Jadi saya punya kebebasan dalam keterbatasan kemampuan membeli saya dulu. Dan pernah ada periode kami punya asisten rumah tangga, yang kerjaannya adalah ngejajanin saya tiap pulang sekolah. Apakah itu bakso, es dung dung yang lewat di depan rumah, atau permen-permen yang sekarang kalau saya pikir-pikir ajaib banget sih bisa saya suka wong rasanya nggak jelas. Tapi dulu, itu rasanya nikmat pake banget. 

Sekarang, saya punya anak dua. 

Sampai 4 bulan belakangan ini, Tara tidak mengenal uang jajan. Kami baru berikan dia uang bulanan mulai 4 bulan lalu. Alasan kami sederhana: supaya dia berhenti merengek kalau kami sedang pergi dan pakai uangnya sendiri kalau dia ingin ini itu. Kami juga ingin dia belajar untuk lebih menghargai uang. 

Dan saya juga merasa aman memberikan Tara uang jajan karena di kantin sekolahnya jajanan dimonitor kualitasnya oleh pihak sekolah. Dan cara anak-anak jajanpun dimonitor: mereka hanya boleh jajan dengan menggunakan kupon. Jadi saya tahu berapa kupon yang Tara beli dan pakai. Dan untuk beli apa saja. 

Iya, rasa aman. Padahal, pikir-pikir, jaman saya kecil, jajanan saya rasanya jauuuuhhh dari yang bisa memberikan rasa aman itu. 

--

Hari Minggu kemarin, kami ke Kota Tua. Tempat yang sekarang bikin kami senang karena AKHIRNYA, jadi destinasi wisata, walaupun kalau meminjam kata-kata Cip, “Nggak seperti yang kita bayangkan sih, jadi rapi, teratur. Ini masih chaotic”. Still, lebih baiklah dibanding Kota Tua dulu, yang serem dan kumuh sehingga sulit sekali bagi kebanyakan orang melihat kecantikan gedung-gedung tua di kawasan ini. 

Kami ke Musium Bank Indonesia (MBI) dan rencananya dari situ kami ke Musium Wayang lalu ke Stasiun Kota. Waktu jalan dari MBI ke Musium Wayang, tentunya kami harus melalui kerumunan orang-orang plus para PKL. Dari tukang tato sampai tukang es semua ada disitu. Lengkap tumpah di satu kawasan. 

Tiba-tiba, Tara, “Aku pengen es potong”. Es potong. Salah satu jajanan saya masa kecil. 
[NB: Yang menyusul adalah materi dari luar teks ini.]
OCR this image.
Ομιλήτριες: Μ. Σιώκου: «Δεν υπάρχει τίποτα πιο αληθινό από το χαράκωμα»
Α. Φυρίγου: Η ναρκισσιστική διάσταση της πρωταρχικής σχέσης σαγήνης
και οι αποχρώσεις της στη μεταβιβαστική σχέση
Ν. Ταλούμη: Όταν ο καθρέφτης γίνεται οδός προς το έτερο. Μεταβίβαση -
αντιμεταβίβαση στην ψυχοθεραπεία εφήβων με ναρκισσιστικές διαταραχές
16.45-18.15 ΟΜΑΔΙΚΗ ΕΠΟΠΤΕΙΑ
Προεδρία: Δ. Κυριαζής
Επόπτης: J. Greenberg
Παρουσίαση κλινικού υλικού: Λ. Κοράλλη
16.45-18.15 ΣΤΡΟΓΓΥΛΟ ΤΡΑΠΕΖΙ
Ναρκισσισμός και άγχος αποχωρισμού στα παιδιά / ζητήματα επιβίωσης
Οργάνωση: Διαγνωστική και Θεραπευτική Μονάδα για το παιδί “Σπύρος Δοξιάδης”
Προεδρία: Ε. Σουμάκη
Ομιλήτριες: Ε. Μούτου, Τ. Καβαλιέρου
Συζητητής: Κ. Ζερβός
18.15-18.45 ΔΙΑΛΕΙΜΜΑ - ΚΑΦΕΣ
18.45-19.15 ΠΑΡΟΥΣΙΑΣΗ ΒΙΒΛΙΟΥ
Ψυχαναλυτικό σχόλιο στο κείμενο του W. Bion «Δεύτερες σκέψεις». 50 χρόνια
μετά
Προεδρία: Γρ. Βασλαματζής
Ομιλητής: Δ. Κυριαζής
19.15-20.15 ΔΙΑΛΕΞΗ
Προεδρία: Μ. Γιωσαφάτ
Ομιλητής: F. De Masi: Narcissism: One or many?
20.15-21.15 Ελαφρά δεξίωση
Dan tiba-tiba saja ada alarm yang seperti diaktifkan di otak saya. Dan reaksi saya adalah, “Nanti aja ya kita beli es krim di kafe situ. Kita kan nggak tahu si abang itu airnya dari mana, ntar kamu sakit”. 

Saya nggak tahu apakah dulu di kepala Ibu saya juga seperti itu kalau beliau tahu betapa seringnya saya beli es lilin, es dung dung, es potong dan semacamnya. Yang jelas saya tahu kalau sekarang ini variasi jajanan Tara jauh lebih miskin dibanding saya dulu. Dan itu semua gara-gara sensor dan alarm yang ada di otak saya. 

Saya sebetulnya merasa bersalah tidak memberikan Tara ruang untuk mencoba si es potong itu siang kemarin. Karena bisa saja dia tidak apa-apa. Dan kalaupun dia jadi sakit perut, paling tidak saya tahu persis apa penyebabnya. Tapi ada tuas-tuas otomatis di otak saya yang tiba-tiba saja menutup pagar-pagar yang dulu, waktu saya kecil, terbuka sangat lebar. Sulit sekali buat saya untuk menon-aktifkan tuas-tuas itu. 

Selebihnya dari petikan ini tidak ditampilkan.